Figure 4. related to Figure S4. Centrosome amplification promotes tumor initiation

(A) Quantification of the level of centrosome amplification in APC^Min/+; Plk4^Dox MEFs. N = 3, >150 cells per experiment. (B) Quantification of anaphase lagging chromosomes in APC^Min/+; Plk4^Dox MEFs. N = 3, >84 cells per experiment. Scale bar represents 10 μm. (C) Frequency of micronuclei observed in APC^Min/+; Plk4^Dox MEFs. N = 3, >50 cells per experiment. (D and E) APC^Min and APC^Min/+; Plk4^Dox mice were treated with doxycycline from 10 days of age and sacrificed at 90 days old. Quantification shows the level of centrosome amplification in the intestines or intestinal polyps of APC^Min and APC^Min/+; Plk4^Dox mice. N = 3, >150 cells per experiment. (F) (Left) Immunofluorescence staining of an intestinal polyp and (Right) a magnified view of centrosomes in this tumor. Scale bars represent 200 μm (left) and 10μm (right). (G and H) Quantification of tumor number (G) or size (H) in 90 day old APC^Min and APC^Min/+; Plk4^Dox mice. (I) Images show intestinal polyps in an APC^Min and APC^Min/+; Plk4^Dox mouse. All data represent the means ±SEM. ^*P < 0.05, ^**P < 0.01, ^***P < 0.001 and NS (not significant) indicates P > 0.05; two-tailed Student’s t-test.

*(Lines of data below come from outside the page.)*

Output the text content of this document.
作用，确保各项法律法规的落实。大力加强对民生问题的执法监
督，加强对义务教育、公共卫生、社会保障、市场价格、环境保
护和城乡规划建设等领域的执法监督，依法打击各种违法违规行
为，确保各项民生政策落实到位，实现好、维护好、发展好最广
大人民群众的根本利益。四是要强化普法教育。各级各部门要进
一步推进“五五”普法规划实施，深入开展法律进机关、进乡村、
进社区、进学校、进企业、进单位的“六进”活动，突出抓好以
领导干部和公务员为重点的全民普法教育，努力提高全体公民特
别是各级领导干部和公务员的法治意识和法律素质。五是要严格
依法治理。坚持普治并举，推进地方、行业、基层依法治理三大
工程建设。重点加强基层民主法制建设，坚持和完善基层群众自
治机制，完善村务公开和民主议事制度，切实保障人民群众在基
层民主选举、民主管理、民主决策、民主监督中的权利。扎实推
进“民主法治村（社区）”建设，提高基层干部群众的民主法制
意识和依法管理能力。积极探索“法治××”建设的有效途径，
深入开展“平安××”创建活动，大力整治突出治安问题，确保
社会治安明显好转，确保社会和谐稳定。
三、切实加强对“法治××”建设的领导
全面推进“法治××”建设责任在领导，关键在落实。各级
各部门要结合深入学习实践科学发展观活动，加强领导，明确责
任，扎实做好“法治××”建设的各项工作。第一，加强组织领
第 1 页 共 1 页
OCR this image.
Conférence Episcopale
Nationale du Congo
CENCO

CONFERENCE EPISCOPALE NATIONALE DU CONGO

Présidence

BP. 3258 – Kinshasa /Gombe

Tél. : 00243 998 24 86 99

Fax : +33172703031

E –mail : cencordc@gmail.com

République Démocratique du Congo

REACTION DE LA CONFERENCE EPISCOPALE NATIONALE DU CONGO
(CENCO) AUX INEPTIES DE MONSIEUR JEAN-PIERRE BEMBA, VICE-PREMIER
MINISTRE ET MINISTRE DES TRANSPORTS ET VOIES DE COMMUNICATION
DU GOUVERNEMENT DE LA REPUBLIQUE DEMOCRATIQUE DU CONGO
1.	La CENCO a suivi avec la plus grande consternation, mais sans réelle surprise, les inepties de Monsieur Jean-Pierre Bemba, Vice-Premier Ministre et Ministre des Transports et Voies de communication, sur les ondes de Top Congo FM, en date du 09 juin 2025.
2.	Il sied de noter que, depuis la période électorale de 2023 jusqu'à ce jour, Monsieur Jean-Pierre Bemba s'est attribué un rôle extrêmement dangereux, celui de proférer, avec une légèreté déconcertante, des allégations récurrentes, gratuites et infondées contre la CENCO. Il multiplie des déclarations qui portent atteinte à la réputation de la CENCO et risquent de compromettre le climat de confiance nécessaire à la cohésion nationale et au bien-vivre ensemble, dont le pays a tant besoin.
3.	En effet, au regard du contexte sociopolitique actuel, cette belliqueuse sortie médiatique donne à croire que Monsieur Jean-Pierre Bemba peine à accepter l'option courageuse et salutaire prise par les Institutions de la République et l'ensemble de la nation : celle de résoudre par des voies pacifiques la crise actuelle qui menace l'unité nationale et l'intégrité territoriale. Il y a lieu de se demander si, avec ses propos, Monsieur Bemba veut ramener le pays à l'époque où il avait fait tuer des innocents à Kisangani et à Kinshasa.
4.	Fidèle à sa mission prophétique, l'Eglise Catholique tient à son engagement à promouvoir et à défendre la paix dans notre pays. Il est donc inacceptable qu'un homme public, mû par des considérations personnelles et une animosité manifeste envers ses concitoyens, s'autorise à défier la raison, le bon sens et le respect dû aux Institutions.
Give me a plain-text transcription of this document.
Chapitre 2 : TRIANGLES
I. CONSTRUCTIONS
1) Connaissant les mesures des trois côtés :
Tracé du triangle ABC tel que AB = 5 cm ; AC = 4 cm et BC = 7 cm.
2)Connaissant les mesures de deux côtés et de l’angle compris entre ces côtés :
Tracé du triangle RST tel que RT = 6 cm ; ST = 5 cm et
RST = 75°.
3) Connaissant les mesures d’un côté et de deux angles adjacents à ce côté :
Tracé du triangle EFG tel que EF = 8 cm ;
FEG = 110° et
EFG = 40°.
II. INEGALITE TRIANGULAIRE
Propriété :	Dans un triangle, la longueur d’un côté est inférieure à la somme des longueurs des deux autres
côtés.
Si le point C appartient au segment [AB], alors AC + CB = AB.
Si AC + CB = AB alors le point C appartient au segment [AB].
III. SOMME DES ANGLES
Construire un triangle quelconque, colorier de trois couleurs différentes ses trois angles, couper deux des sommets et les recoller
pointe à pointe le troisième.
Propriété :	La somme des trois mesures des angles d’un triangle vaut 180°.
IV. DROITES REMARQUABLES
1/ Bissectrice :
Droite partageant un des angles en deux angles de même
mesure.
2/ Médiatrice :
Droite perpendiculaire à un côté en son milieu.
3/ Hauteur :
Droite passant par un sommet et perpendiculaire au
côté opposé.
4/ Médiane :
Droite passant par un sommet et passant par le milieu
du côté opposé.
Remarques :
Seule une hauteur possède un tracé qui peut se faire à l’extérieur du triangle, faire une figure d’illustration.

Figure 5. related to Figure S5. Centrosome amplification promotes spontaneous tumorigenesis

(A) Kaplan-Meier survival analysis of Plk4^Dox and control (C57BL/6J) mice chronically fed doxycycline from 1–2 months of age. P value was calculated using the Log-rank test. (B) Quantification of the level of centrosome amplification in tumors from Plk4^Dox and p53^−/− mice. Horizontal lines represent the mean and bars represent ±SEM. (C) Representative examples of the different tumor types that develop in doxycycline-treated Plk4^Dox mice. (D and E) GISTIC analysis of low-coverage whole-genome sequencing of Squamous Cell Carcinomas (SCCs) and lymphomas from doxycycline-treated Plk4^Dox mice shows gains of specific chromosomes. Scale represents Q values. (F) Low-coverage whole-genome sequencing (WGS) plots for a Sarcoma and a Squamous Cell Carcinoma derived from Plk4^Dox mice. (G) (Top) WGS plots from a T-Cell Lymphoma derived from doxycycline-treated Plk4^Dox mice. (Bottom) Genome-wide copy number plots of aneuploid single cells sequenced from the same T-cell lymphoma. 12/39 sequenced cells showed evidence of aneuploidy. Individual cells are represented in rows with copy number indicated in colors. (H) (Top) WGS plots from a B-Cell Lymphoma derived from doxycycline-treated Plk4^Dox mice. (Bottom) Genome-wide copy number plots of aneuploid single cells sequenced from the same B-cell lymphoma. 32/47 sequenced cells showed evidence of aneuploidy.